Manchester venue Night & Day has claimed that the city’s council is declaring “war” on local nightlife and culture, following a noise abatement notice that arose in 2021.
The iconic space has been under threat of closure for the past couple of years, after it faced a noise complaint from a resident who had moved to Manchester during the lockdown.
Following the complaint, over 94,000 people signed a petition to remove the Noise Abatement Notice (NAN) – including music heavyweights Johnny Marr, New Order, Courteeners, Frank Turner and Mogwai, as well as the network of the UK’s grassroots music venues.
Now, just one week after the promoters revealed that it hopes that the threat of closure will be lifted – particularly after the residents who placed the complaint moved out and no further queries have been raised – they have gone to court and claimed that the noise battle is a “declaration of war” by the local council.
Speaking in court at the end of the recent three-day hearing, the venue’s representative, Sarah Clover, claimed that the threat of closure was an “unjustified” attack which could negatively impact the local nightlife and culture in Manchester (via Complete Music Update).
Clover also urged for the judge to “quash” the noise complaint, highlighting how it was the only one the venue ever received during its 32 years and the residents who filed it have now moved out.
Responding, Council lawyer Leo Charalambides said that the venue was “attempting to invite the court to go against centuries of legal tradition and two supreme court judgements”, and claimed that they would “be taking this case further” if the judge were to rule in favour of the venue (via Manchester Evening News).
“There’s a special importance that should be attached [to the right to] enjoy … one’s home”, he added. “I am not sure there’s a special importance that should be attached to being able to hear ‘Sweet Dreams Are Made Of This’ while you try to go to sleep”.
District Judge Margaret McCormack has said that the court will reconvene later this month to hear her judgement.
As well as the 94,000 people who signed a petition to remove the Noise Abatement Notice, The Charlatans‘ Tim Burgess – who was instrumental in saving Manchester’s Gorilla and Deaf Institute through the pandemic – also told NME why it was essential to fight back against this complaint.

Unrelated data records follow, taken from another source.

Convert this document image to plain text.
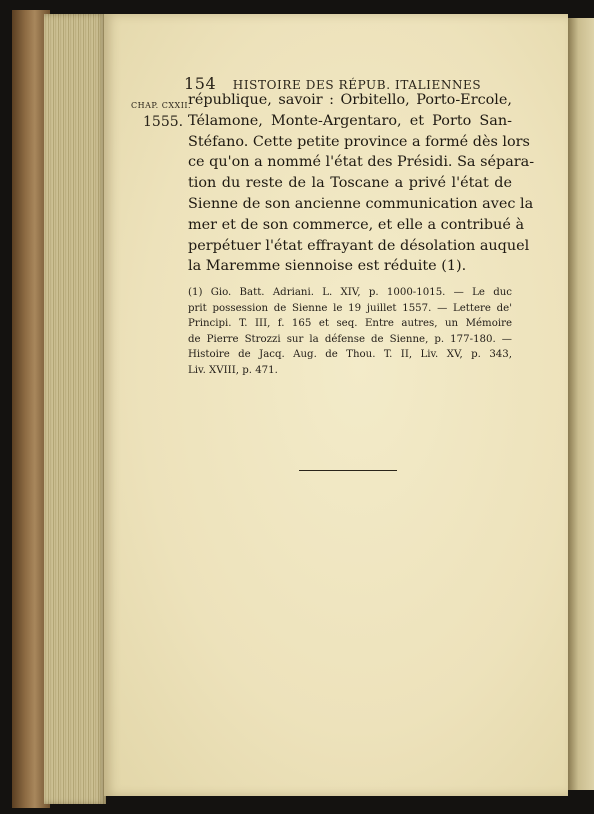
154 HISTOIRE DES RÉPUB. ITALIENNES
CHAP. CXXII.
1555.
république, savoir : Orbitello, Porto-Ercole,
Télamone, Monte-Argentaro, et Porto San-
Stéfano. Cette petite province a formé dès lors
ce qu'on a nommé l'état des Présidi. Sa sépara-
tion du reste de la Toscane a privé l'état de
Sienne de son ancienne communication avec la
mer et de son commerce, et elle a contribué à
perpétuer l'état effrayant de désolation auquel
la Maremme siennoise est réduite (1).
(1) Gio. Batt. Adriani. L. XIV, p. 1000-1015. — Le duc
prit possession de Sienne le 19 juillet 1557. — Lettere de'
Principi. T. III, f. 165 et seq. Entre autres, un Mémoire
de Pierre Strozzi sur la défense de Sienne, p. 177-180. —
Histoire de Jacq. Aug. de Thou. T. II, Liv. XV, p. 343,
Liv. XVIII, p. 471.
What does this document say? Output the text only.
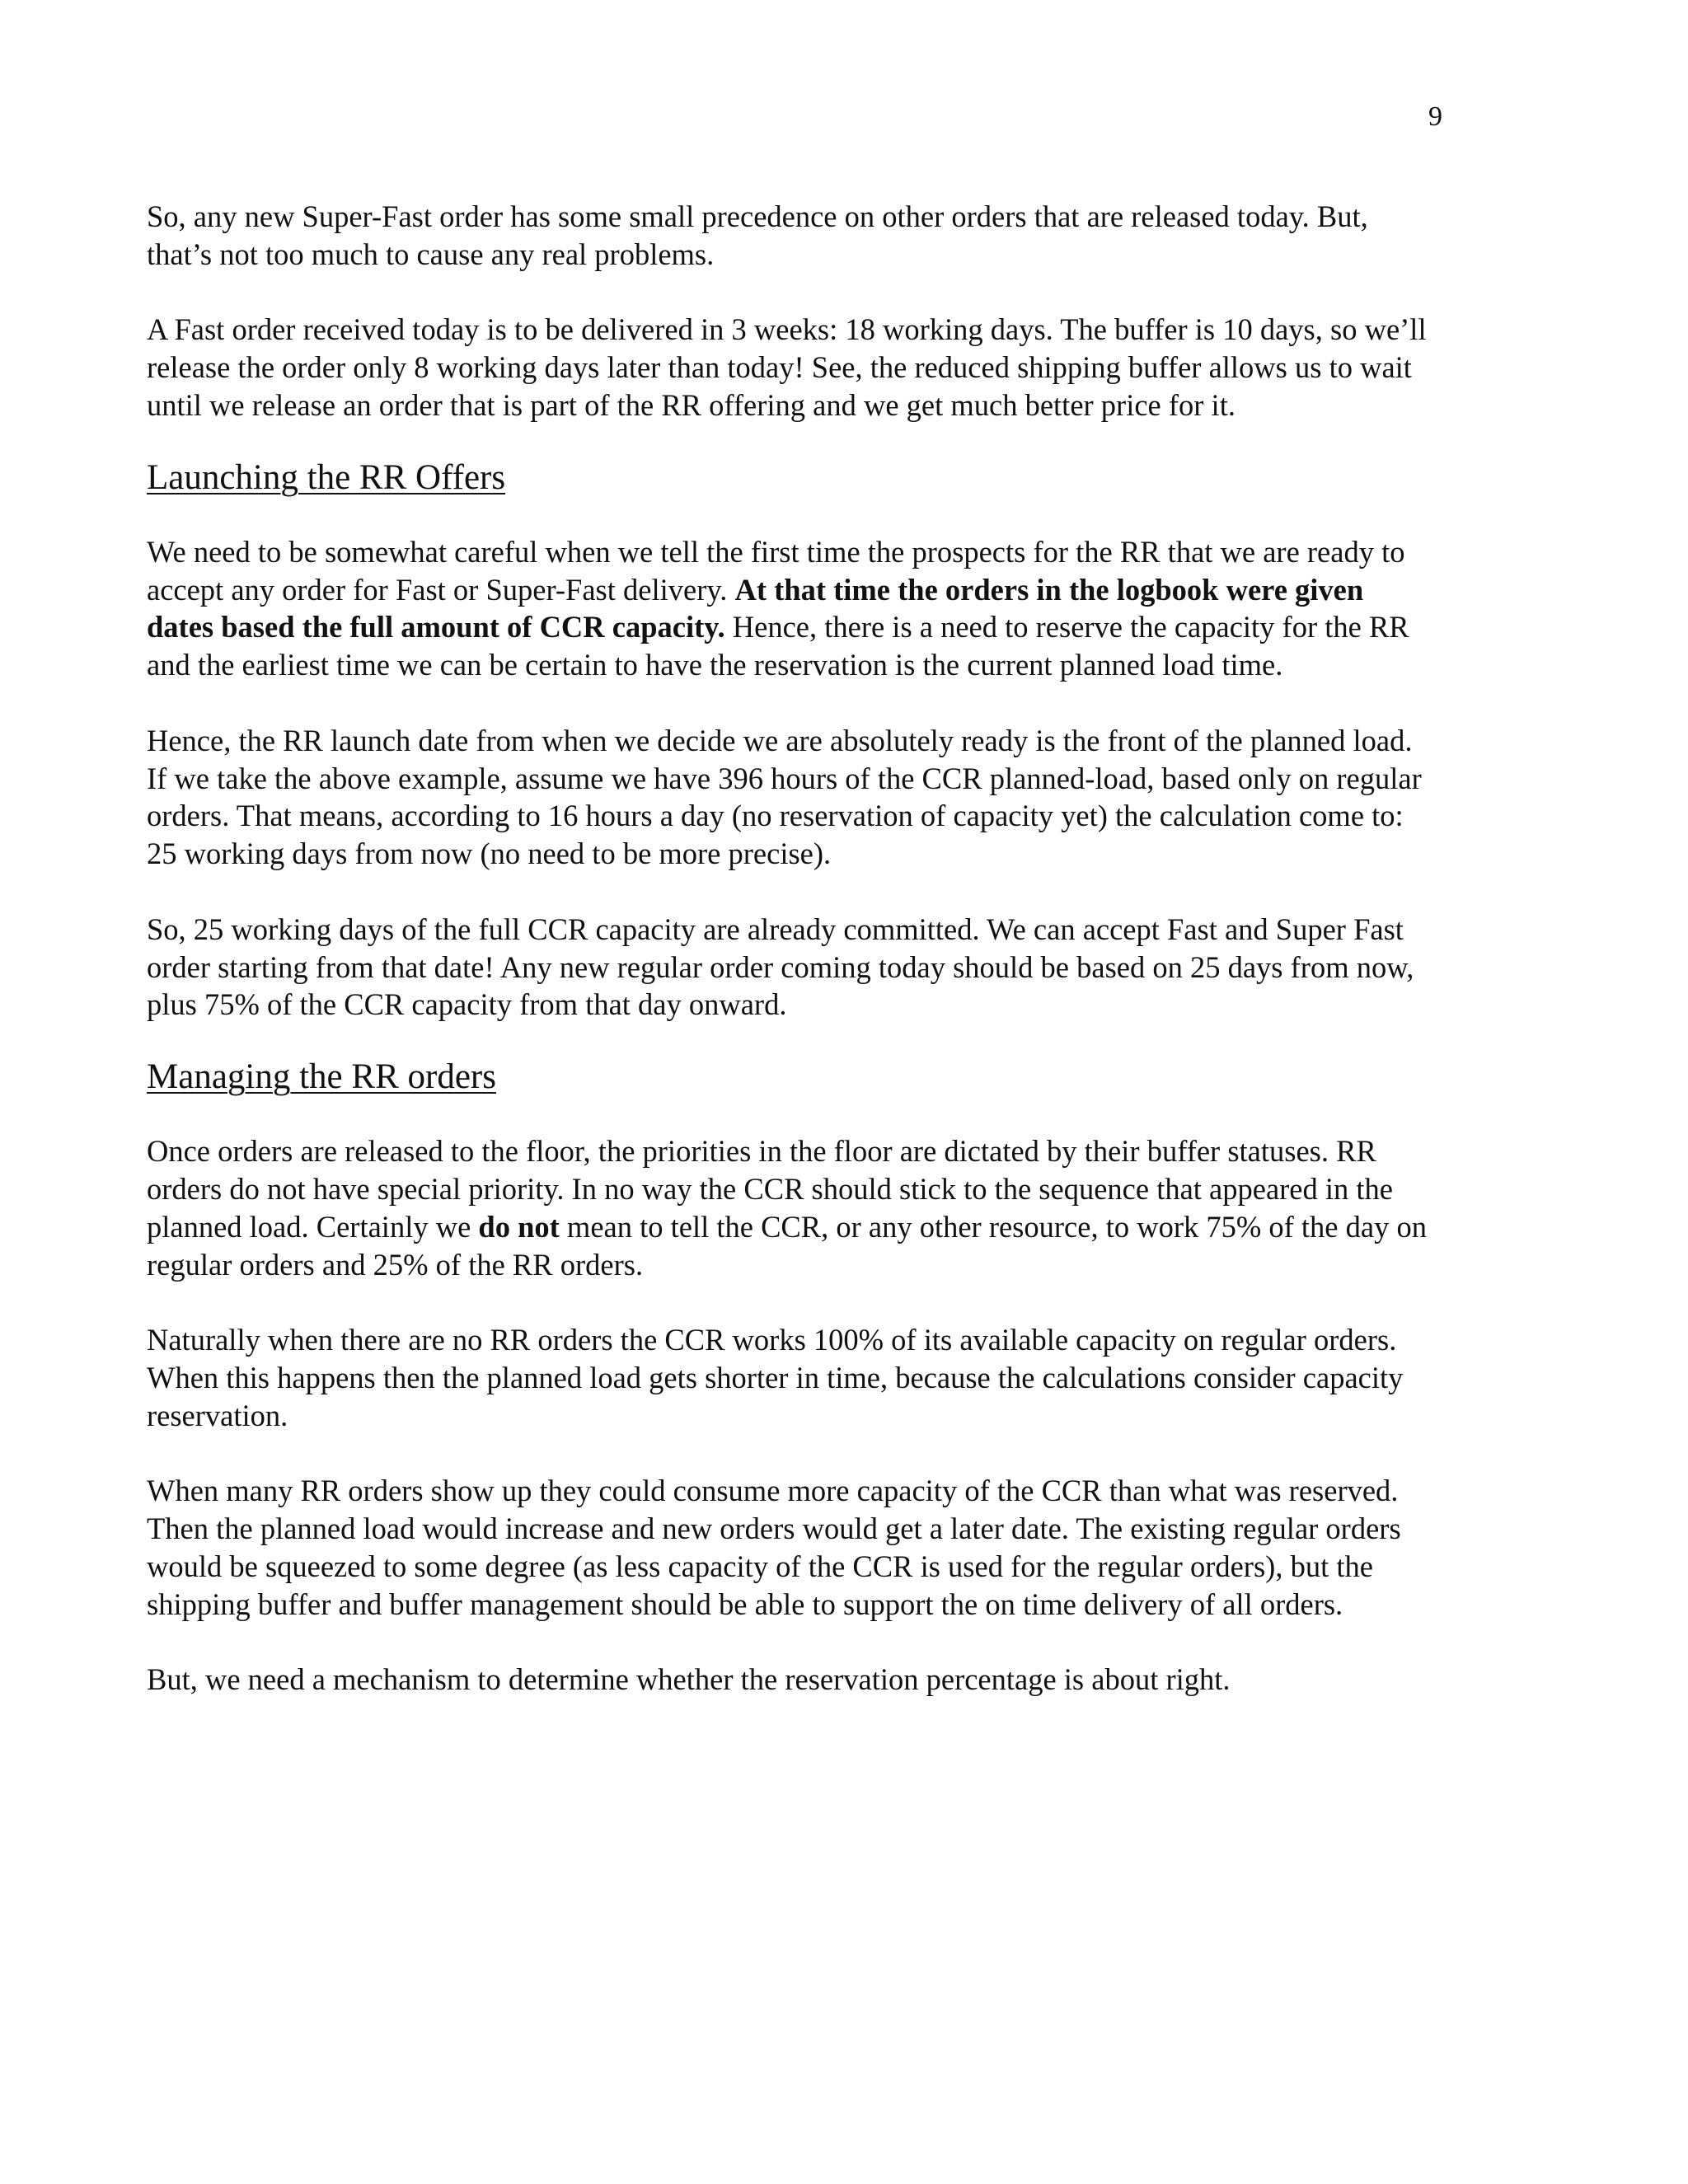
9

So, any new Super-Fast order has some small precedence on other orders that are released today. But, that’s not too much to cause any real problems.

A Fast order received today is to be delivered in 3 weeks: 18 working days. The buffer is 10 days, so we’ll release the order only 8 working days later than today! See, the reduced shipping buffer allows us to wait until we release an order that is part of the RR offering and we get much better price for it.

Launching the RR Offers

We need to be somewhat careful when we tell the first time the prospects for the RR that we are ready to accept any order for Fast or Super-Fast delivery. At that time the orders in the logbook were given dates based the full amount of CCR capacity. Hence, there is a need to reserve the capacity for the RR and the earliest time we can be certain to have the reservation is the current planned load time.

Hence, the RR launch date from when we decide we are absolutely ready is the front of the planned load.

If we take the above example, assume we have 396 hours of the CCR planned-load, based only on regular orders. That means, according to 16 hours a day (no reservation of capacity yet) the calculation come to: 25 working days from now (no need to be more precise).

So, 25 working days of the full CCR capacity are already committed. We can accept Fast and Super Fast order starting from that date! Any new regular order coming today should be based on 25 days from now, plus 75% of the CCR capacity from that day onward.

Managing the RR orders

Once orders are released to the floor, the priorities in the floor are dictated by their buffer statuses. RR orders do not have special priority. In no way the CCR should stick to the sequence that appeared in the planned load. Certainly we do not mean to tell the CCR, or any other resource, to work 75% of the day on regular orders and 25% of the RR orders.

Naturally when there are no RR orders the CCR works 100% of its available capacity on regular orders. When this happens then the planned load gets shorter in time, because the calculations consider capacity reservation.

When many RR orders show up they could consume more capacity of the CCR than what was reserved. Then the planned load would increase and new orders would get a later date. The existing regular orders would be squeezed to some degree (as less capacity of the CCR is used for the regular orders), but the shipping buffer and buffer management should be able to support the on time delivery of all orders.

But, we need a mechanism to determine whether the reservation percentage is about right.
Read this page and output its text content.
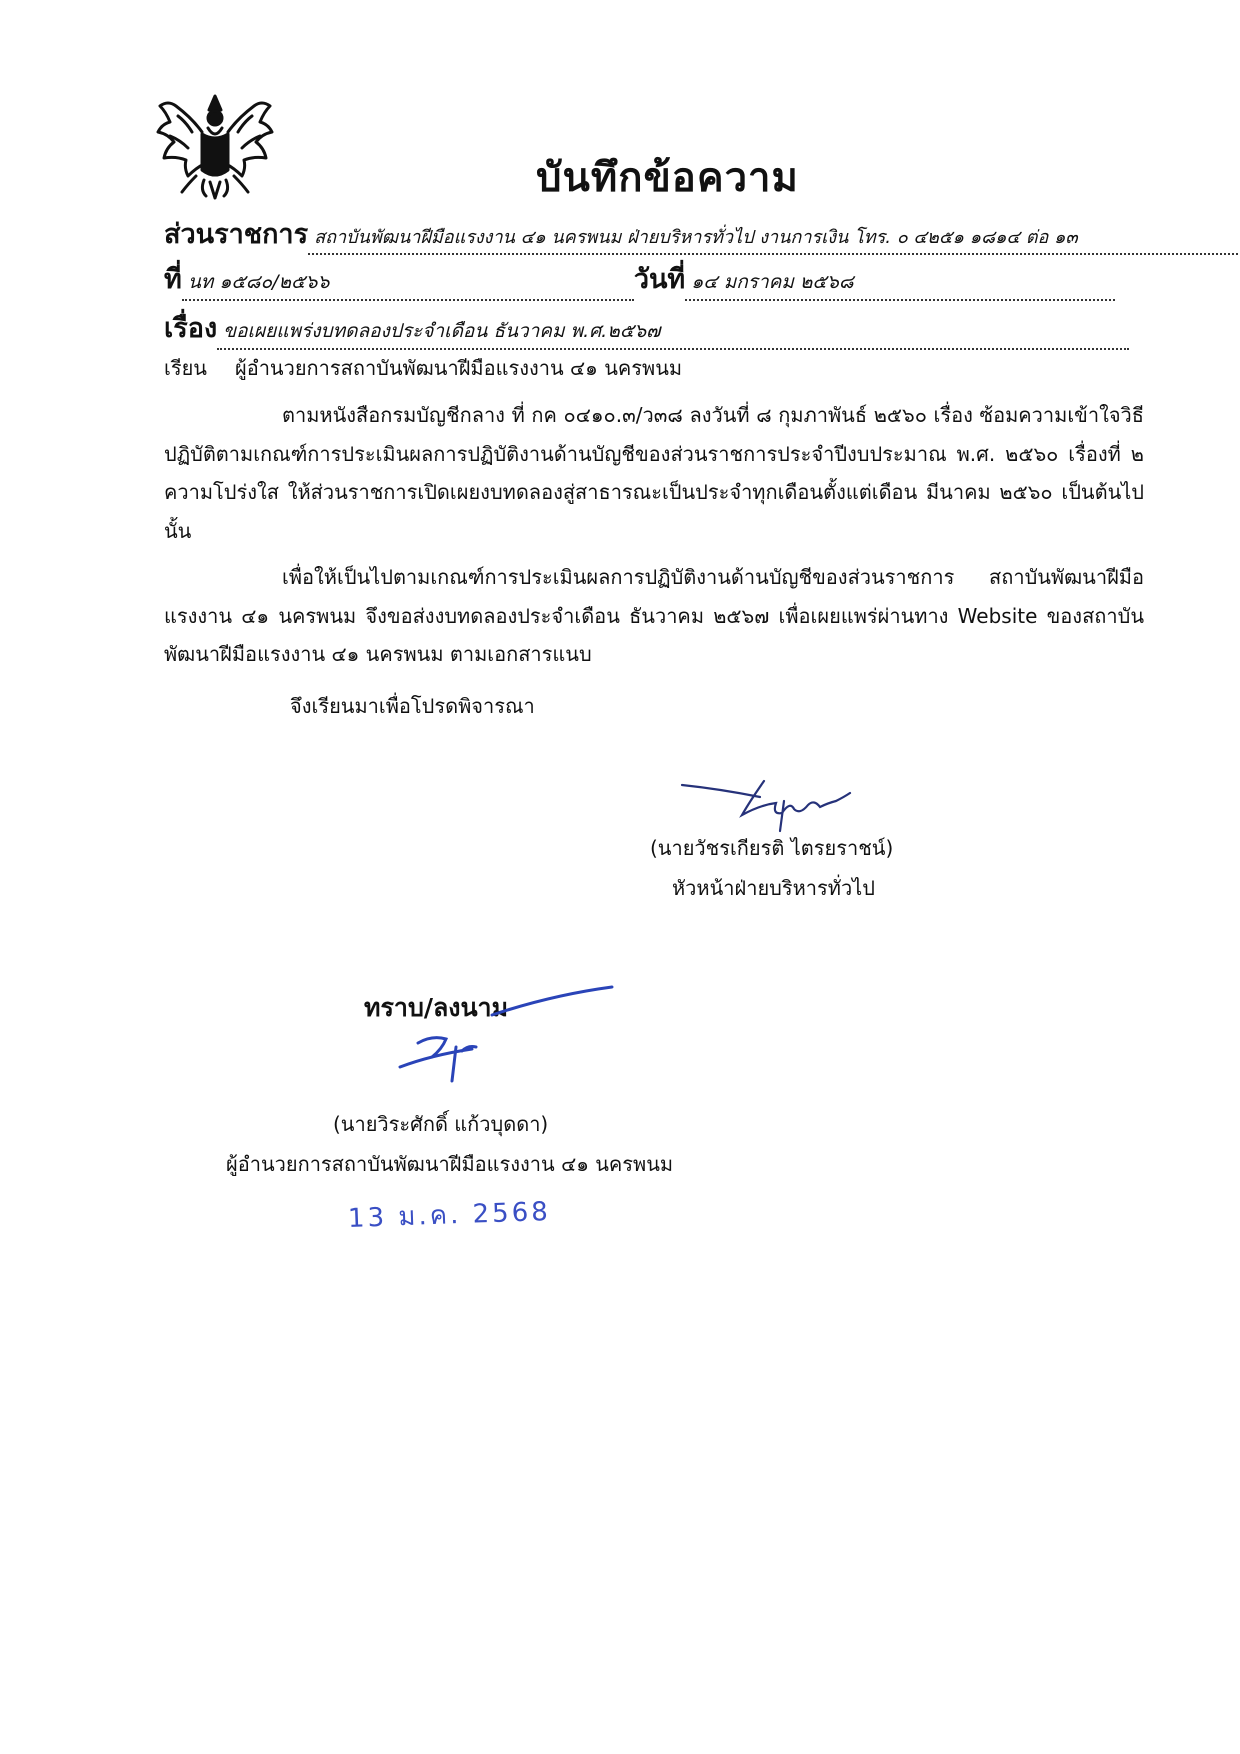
บันทึกข้อความ
ส่วนราชการ สถาบันพัฒนาฝีมือแรงงาน ๔๑ นครพนม ฝ่ายบริหารทั่วไป งานการเงิน โทร. ๐ ๔๒๕๑ ๑๘๑๔ ต่อ ๑๓
ที่ นท ๑๕๘๐/๒๕๖๖	วันที่ ๑๔ มกราคม ๒๕๖๘
เรื่อง ขอเผยแพร่งบทดลองประจำเดือน ธันวาคม พ.ศ.๒๕๖๗
เรียน ผู้อำนวยการสถาบันพัฒนาฝีมือแรงงาน ๔๑ นครพนม
ตามหนังสือกรมบัญชีกลาง ที่ กค ๐๔๑๐.๓/ว๓๘ ลงวันที่ ๘ กุมภาพันธ์ ๒๕๖๐ เรื่อง ซ้อมความเข้าใจวิธีปฏิบัติตามเกณฑ์การประเมินผลการปฏิบัติงานด้านบัญชีของส่วนราชการประจำปีงบประมาณ พ.ศ. ๒๕๖๐ เรื่องที่ ๒ ความโปร่งใส ให้ส่วนราชการเปิดเผยงบทดลองสู่สาธารณะเป็นประจำทุกเดือนตั้งแต่เดือน มีนาคม ๒๕๖๐ เป็นต้นไป นั้น
เพื่อให้เป็นไปตามเกณฑ์การประเมินผลการปฏิบัติงานด้านบัญชีของส่วนราชการ สถาบันพัฒนาฝีมือแรงงาน ๔๑ นครพนม จึงขอส่งงบทดลองประจำเดือน ธันวาคม ๒๕๖๗ เพื่อเผยแพร่ผ่านทาง Website ของสถาบันพัฒนาฝีมือแรงงาน ๔๑ นครพนม ตามเอกสารแนบ
จึงเรียนมาเพื่อโปรดพิจารณา
(นายวัชรเกียรติ ไตรยราชน์)
หัวหน้าฝ่ายบริหารทั่วไป
ทราบ/ลงนาม
(นายวิระศักดิ์ แก้วบุดดา)
ผู้อำนวยการสถาบันพัฒนาฝีมือแรงงาน ๔๑ นครพนม
13 ม.ค. 2568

Similarly, Elbow frontman Guy Garvey described Night & Day as an “essential” independent venue “that took it upon themselves to look after the city’s music and art”, and told NME that he was “ hugely disappointed in the council”.
The 1975’s Matty Healy – who performed some of the band’s formative gigs at the venue – also weighed in on the controversy, saying it was “like moving to Leicester Square and complaining about there being too many cinemas”.
News of the 2021 complaint raised against the historic venue came after it won a battle against a separate noise complaint back in 2014.
In November 2022, venue owner Jennifer Smithson – who owns the venue alongside her husband Ben – told Manchester Magistrates’ Court: “I’m in shock. I can’t understand why the council thinks Night & Day have done something wrong. I’m at a loss as to why I’m sat here in a courtroom. We’re running our business in the same way for 31 years and I thought the council would be really proud of what we’ve done for the city of Manchester.”
The Manchester venue is just one of hundreds grassroots venues across the UK to face the threat of closure in recent years.
In 2023, the Music Venue Trust delivered their first annual report at the Houses Of Parliament – warning grassroots gig spaces in the UK were “going over a cliff” without without urgent government action and investment from new large arenas.
There was also a stark warning that the UK was set to lose 10 per cent of its grassroots music venues last year, and MVT and others from the sector ended the year by telling NME how 2023 was the “worst year for venue closures” while “no one in music industry seems to care”.
The problem continues to grow in 2024, and last month a new report was published showing the “disaster” that struck the UK’s grassroots music venues in 2023. Among the key findings was that 125 UK venues abandoned live music and that over half of them had shut entirely – including the legendary Moles in Bath.